112 abonnés 1 337 critiques Suivre son activité

2,5
Publiée le 16 mars 2013
Une version sulfureuse de la vie de caligula qui fait beaucoup plus référence a la folie de sa vie personnelle
qu' au enjeux et au mécanisme de la vie politique de Rome de l’époque , un cours d' histoire raté .
anonyme
Un visiteur
3,0
Publiée le 23 février 2013
Côté points forts, « Caligula » vaut le détour pour la magistrale prestation de Malcolm McDowell qui incarne vraiment l’empereur romain dans toute sa folie. L’acteur est ici encore plus convaincant qu’il ne l’était dans Orange Mécanique. Si l’on ajoute à cela des seconds rôles eux-aussi très bien interprétés, des décors qui en jettent, une atmosphère décadente au possible et une multitude de scènes chocs et marquantes, on se dit que « Caligula » avait tout pour devenir une grande réussite.
Problème : passé 20 mn de film et l’accession de Caligula au titre d’empereur, les scénaristes semblent avoir arrêté de bosser. Il ne se passe plus rien, plus d’intrigue, plus d’histoire : le film se contente d’enchaîner les séquences montrant la folie et la perversion de Caligula. Autant dire qu’on finit par s’emmerder… En outre l’omniprésence du sexe est telle que, au lieu d’être choqué, le spectateur finit par en être blasé. On en vient à se demander si le film aligne les séquences sexuelles pour construire une ambiance décadente ou si l’ambiance décadente n’est qu’un prétexte pour placer du cul à tout va. Au final, si « Caligula » a d’indéniables qualités et mérite assurément le coup d’œil, on ne peut s’empêcher d’éprouver une désagréable sensation de gâchis.
anonyme
Un visiteur
0,5
Publiée le 14 février 2013
Un film pornographique, dans lequel Peter O'Toole et Malcolm McDowell n'auraient jamais du tourner. La surabondance de scènes de sexe et de violence ne réussit pas à masquer l'absence de scénario. Au final, Caligula est la preuve que la drogue et l'art ne font pas toujours bon ménage. A la fois porno branché et navet prétentieux, Caligula rentrera dans l'histoire comme étant un des plus mauvaix films de tous les temps, à juste titre.
anonyme
Un visiteur
4,5
Publiée le 30 septembre 2012
Il faut savoir qu'au début, "Caligula" ne devait pas être un film historique à tendance pornographique. Mais comment évoquer le court règne de l'empereur Caligula sans souligner la grande importance qu'il portait au sexe et à ses dérivés (inceste, viol etc.) ?

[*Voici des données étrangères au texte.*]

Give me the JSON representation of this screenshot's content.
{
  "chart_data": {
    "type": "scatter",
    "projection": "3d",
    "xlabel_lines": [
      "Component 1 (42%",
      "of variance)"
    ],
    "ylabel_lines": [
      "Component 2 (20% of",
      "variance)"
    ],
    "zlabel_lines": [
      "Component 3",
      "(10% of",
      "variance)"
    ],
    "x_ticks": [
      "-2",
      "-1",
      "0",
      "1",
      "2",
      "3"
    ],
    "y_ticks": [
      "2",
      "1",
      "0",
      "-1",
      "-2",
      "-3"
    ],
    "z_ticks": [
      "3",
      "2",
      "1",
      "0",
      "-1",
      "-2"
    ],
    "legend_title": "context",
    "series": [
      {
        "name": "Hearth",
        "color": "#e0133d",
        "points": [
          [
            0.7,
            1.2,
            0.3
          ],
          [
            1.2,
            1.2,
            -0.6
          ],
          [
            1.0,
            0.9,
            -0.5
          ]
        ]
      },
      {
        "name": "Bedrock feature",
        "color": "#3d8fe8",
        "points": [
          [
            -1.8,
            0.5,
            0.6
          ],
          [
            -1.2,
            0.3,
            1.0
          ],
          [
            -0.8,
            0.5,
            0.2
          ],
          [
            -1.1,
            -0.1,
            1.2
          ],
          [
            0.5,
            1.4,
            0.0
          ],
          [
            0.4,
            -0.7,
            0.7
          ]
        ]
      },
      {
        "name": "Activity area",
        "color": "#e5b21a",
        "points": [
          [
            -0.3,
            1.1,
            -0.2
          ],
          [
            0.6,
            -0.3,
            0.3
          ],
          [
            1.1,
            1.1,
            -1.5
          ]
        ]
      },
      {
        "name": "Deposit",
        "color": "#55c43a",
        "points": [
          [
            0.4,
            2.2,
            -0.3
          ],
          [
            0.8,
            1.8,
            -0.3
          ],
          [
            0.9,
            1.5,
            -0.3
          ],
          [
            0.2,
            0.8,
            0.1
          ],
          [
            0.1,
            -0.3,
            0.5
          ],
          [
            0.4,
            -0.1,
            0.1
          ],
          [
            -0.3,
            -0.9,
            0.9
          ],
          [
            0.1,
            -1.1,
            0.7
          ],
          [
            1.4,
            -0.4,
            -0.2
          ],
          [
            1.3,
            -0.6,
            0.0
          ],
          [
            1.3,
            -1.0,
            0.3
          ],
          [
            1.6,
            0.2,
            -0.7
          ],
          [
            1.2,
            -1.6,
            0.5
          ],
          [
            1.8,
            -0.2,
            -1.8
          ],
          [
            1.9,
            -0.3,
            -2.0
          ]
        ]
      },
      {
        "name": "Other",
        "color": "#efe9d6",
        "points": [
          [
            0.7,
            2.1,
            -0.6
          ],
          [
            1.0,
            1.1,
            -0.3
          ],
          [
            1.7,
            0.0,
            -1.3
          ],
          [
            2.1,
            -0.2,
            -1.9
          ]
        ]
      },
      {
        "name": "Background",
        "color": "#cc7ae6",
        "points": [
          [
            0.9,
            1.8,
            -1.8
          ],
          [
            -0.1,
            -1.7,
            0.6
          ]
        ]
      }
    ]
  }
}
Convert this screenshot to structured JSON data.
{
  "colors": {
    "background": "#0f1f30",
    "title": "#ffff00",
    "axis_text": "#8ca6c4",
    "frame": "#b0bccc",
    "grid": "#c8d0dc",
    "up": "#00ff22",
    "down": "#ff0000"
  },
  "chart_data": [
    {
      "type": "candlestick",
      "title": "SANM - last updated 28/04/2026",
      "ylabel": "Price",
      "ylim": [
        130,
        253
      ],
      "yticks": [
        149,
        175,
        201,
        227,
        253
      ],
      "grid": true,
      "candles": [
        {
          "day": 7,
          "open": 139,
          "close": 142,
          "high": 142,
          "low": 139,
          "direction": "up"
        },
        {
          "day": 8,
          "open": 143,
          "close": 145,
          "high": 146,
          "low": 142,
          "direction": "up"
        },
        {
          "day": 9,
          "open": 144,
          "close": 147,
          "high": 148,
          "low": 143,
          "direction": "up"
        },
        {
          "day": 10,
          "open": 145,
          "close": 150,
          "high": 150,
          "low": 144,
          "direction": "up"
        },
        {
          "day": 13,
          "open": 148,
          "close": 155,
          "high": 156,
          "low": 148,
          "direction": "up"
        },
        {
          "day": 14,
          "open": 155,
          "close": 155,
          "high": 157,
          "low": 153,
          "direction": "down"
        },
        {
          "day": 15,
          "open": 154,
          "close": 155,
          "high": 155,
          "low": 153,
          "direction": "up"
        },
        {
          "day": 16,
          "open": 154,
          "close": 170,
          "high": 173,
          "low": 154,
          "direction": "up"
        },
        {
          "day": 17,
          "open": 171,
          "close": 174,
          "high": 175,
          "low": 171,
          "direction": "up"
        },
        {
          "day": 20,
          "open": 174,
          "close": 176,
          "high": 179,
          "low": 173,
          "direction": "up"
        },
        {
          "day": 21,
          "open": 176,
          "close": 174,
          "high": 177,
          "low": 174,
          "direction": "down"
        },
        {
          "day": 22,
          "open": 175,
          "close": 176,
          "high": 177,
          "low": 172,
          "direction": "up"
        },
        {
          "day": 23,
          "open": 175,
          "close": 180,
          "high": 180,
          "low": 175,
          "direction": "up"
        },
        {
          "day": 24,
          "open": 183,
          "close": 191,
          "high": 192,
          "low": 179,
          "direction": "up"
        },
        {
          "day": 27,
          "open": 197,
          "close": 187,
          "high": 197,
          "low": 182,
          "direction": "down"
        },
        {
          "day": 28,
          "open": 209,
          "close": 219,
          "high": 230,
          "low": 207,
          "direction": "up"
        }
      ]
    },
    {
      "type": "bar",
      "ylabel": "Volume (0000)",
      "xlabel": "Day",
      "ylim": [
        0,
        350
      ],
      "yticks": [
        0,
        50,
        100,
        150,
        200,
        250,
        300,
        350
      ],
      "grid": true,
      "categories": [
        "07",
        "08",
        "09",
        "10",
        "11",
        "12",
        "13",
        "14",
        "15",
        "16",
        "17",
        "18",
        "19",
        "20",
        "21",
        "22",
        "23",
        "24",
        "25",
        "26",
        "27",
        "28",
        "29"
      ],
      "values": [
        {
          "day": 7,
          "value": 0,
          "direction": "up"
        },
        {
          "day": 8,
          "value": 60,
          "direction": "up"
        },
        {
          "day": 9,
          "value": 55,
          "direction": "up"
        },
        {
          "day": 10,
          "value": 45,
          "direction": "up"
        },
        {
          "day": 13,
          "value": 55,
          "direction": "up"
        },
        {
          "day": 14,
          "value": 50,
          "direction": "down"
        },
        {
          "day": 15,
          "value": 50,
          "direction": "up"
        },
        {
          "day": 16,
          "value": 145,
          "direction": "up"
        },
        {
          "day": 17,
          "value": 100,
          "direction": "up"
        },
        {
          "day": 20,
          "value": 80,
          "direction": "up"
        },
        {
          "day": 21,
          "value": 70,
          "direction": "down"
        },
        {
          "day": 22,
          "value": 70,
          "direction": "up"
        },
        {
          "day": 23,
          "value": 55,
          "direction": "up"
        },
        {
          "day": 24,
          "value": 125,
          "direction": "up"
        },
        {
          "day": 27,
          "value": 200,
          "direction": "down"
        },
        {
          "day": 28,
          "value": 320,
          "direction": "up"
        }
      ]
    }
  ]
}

C'est là que "Caligula" réussit son coup, il retranscrit vraiment ce qu'était la puissance et la folie d'un empereur tristement célèbre. Le film ne fait pas dans le dentelle, c'est sûr. C'est un peu "Les 120 Jours de Sodome" version antique (je prends en référence le bouquin du Marquis de Sade, non le film).
Certaines scènes peuvent choquer les âmes sensibles (le fameux fist-fucking) mais il ne s'empourpre pas dans une triste parodie de film pornographique.
"Caligula" est un des meilleurs biopics, sans doute le plus fidèle aussi. La version non-censurée (celle que j'ai regardé) est encore plus satisfaisante, contenant un nombre impressionnant de détails, et de sexe bien entendu. Un classique, mais qui ne doit pas tomber dans les mains des plus jeunes (c'est drôle de dire ça alors que je n'ai que 16 piges).